Now, what Intel does inside its own CPU does not at all have to be full PCIe. They could hide a lot from us, same as you cannot distinguish the chipset from the CPU even though the chipset basically has to act similarly to a PCIe bridge.
But first rough measurements (1 TB3 NVMe, 1 eGPU) showed no influence between both, no matter in which ports, so the PCIe ports for the USB4 ports probably do not have hidden relations. They likely have a total shared throughput limit. But we already know that that limit is at least 3.9 GiB/s and therefore way higher than the external controllers that are limited by their PCIe x4 Gen 3 connection.
The USB3 controller is connected separately. It probably shares PCIe bandwidth somehwhere with other PCIe devices. Whether that is only the TypeC PCIe ports or all CPU-connected PCIe ports (would include the PEGxx ports for GPU and NVMes) we do not know. Intel themselves have only coarse statements in their specs like at least 3 GiB/s of USB3 bandwidth from the CPU-USB3 controller. And only the at least x4 Gen 3 / 32 GBit/s that TB4 guarantees to be available for a single TB4 port which we already know to be superseeded by the actual implementation.

Sadly, I do not have enough NVMe SSDs and TB/USB4 enclosures to test one in every TB port to check how high the shared limit actually is, but I am sure PCIe bandwidth is not shared per side (anymore).

11th gen CPUs often did not use the USB4 drivers. There are tons of them out there that use the legacy TB drivers and mimick the PCIe Bridge topology of the external controllers, even though there is documentation of Intel Ice Lake (10th gen, integrated TB3 controllers, 4 ports) showing the 4 separate PCIe root ports.
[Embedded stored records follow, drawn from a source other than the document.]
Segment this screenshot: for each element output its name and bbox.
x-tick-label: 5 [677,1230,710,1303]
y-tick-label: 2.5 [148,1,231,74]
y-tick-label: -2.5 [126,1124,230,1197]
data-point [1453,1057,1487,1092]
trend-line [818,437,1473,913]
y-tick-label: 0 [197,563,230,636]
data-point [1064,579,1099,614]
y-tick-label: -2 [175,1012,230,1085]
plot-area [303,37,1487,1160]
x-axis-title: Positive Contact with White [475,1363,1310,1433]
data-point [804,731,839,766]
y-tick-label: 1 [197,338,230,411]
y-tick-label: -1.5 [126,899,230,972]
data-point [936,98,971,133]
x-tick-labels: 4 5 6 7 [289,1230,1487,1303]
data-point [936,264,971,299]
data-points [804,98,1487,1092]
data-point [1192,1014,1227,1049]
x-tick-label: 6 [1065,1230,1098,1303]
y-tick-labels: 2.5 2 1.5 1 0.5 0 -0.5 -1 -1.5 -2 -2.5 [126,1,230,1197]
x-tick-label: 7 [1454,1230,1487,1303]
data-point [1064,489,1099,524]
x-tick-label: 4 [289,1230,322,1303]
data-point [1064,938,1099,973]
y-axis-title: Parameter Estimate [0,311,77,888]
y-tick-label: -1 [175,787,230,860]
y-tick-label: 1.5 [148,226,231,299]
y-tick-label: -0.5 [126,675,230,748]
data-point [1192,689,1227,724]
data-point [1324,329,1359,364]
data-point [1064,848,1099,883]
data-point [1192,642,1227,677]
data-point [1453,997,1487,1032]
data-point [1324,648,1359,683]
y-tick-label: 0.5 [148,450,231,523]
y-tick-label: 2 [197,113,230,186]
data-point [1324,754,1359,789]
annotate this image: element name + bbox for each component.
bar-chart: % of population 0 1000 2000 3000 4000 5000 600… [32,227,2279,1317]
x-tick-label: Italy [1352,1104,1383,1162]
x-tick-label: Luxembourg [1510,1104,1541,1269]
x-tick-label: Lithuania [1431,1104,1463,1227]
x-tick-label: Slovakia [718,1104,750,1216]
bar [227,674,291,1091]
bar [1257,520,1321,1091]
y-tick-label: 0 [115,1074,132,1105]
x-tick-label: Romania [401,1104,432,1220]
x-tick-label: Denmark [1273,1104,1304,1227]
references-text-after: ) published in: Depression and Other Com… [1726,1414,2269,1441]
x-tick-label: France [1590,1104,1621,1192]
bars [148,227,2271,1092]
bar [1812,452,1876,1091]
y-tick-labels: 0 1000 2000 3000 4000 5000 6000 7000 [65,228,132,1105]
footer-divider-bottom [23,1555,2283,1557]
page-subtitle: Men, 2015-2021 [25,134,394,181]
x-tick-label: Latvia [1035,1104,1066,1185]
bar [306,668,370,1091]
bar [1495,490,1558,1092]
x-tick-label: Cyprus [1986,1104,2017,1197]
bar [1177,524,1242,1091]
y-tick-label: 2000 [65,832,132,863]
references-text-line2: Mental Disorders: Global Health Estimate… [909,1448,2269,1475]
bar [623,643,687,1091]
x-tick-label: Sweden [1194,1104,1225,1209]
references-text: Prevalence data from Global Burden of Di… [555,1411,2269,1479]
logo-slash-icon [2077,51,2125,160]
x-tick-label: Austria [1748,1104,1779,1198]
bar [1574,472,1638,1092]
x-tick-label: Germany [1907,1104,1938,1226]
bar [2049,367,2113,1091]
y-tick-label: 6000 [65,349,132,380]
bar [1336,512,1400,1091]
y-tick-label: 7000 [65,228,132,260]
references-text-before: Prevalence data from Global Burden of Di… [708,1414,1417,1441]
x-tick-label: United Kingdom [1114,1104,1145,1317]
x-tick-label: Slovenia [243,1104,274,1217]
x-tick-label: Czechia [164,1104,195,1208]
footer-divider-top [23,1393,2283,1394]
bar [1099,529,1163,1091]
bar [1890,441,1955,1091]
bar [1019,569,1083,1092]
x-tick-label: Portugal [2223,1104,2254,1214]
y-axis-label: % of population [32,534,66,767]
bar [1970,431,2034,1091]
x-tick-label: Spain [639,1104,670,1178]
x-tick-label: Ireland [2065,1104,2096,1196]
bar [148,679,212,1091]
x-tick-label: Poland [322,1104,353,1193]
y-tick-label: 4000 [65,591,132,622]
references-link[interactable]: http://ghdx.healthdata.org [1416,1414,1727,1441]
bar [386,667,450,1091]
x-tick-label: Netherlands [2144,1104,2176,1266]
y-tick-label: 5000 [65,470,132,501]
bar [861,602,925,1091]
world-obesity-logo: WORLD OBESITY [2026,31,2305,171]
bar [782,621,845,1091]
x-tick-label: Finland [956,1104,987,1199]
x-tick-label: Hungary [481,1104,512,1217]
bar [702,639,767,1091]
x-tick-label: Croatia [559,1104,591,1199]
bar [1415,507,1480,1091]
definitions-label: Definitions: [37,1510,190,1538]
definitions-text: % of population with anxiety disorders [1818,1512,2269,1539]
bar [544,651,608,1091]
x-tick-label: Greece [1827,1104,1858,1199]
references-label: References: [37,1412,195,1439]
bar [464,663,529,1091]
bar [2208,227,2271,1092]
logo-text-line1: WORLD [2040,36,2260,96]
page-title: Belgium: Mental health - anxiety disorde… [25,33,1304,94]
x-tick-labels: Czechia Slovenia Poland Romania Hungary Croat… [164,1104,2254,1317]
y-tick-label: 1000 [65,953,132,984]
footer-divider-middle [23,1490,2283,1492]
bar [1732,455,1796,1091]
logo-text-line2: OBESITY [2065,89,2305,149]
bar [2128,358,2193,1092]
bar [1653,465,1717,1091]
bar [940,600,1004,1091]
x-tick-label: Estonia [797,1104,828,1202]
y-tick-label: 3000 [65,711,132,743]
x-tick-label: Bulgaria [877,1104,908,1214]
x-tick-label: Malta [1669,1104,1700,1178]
It is very possible that those were still limited per side, especially when they appear just like the external controllers. We also know that 11th gen hosts also cannot drive more than the 3.1 GiB/s of PCIe bandwidth per port, just like the external controllers (known from benchmarks with ASM2464 USB4 controller). So it is possible this is just old information that is no longer true for halfway current Intel CPUs.

I was mistaken, I should have said USB 3.2 2x2. Which 20Gb/s, instead of the 10Gb/s I’m seeing.

I did, before I bought the drive. Specifically this part

Which lead me to believe it would get 10Gb/s if the drive supported it.

That user was referring to the USB4 standard. That has the canonical way to do USB with 20GBit/s speeds. Sth. that has been supported since the 11th gen Framework.
And also the reason why USB3 20G is so rare, because it leads to confusion with USB4 20G.
That is why the USB-IF did not even give it a name in its new coordinated naming scheme.
USB 5Gbps = USB3 5Gbps
USB 10Gbps = USB3 10Gbps
USB 20Gbps = always USB4 20Gbps, never USB3 20Gbps
USB 40Gbps = USB4 40Gbps.

Your SSD only supports USB3 20G and lower USB standards.
TB4 and USB4 40G guarantee all lower USB speeds that appear in the canonical list of speeds, no USB3 20G.
The ASM2464 referenced in the post you linked supports USB4 40G and in addition to all the mandatory backwards compatibility also USB3 20G. But that would basically only ever be used if you plug it into a desktop mainboard’s USB3 20G port that does not also support USB4.

Everything else points to the fact that, that starting with 13th gen, Intel mobile CPUs can support USB3 20G in addition to the other USB speeds, IF the manufacturer designs for it. But unless someone actually looks up what ReTimer is soldered to the 13th gen board, we have NO indication that the 13th gen FW was designed for USB3 20G and would ever support USB3 20G speeds (and like I said no other notebook / manufacturer has advertised that they do). And FW never advertised it. With your experience I highly doubt the 13th does or could ever support USB3 20G.

I’ve put in a ticket with support to find out if the Frame Work 13th gen supports 20Gbps. Was hoping a user on here may have had experience with it, but it doesn’t sound like it.

Heard back from support. They had to escalate it, but the official word is

“USB 3.2 Gen-2 2x2 is not currently supported on any of our Intel platforms. This would prevent you from getting the full speed of 20 Gb/s”

Even though the laptop supports USB4, it doesn’t include USB 3.2 Gen-2 2x2. Very sad.

The amount of devices supporting 3.2 2x2 is very low, that protocol is so nice it’s not even mandatory for tb4 and tb4 made pretty much everything possible at the time mandatory.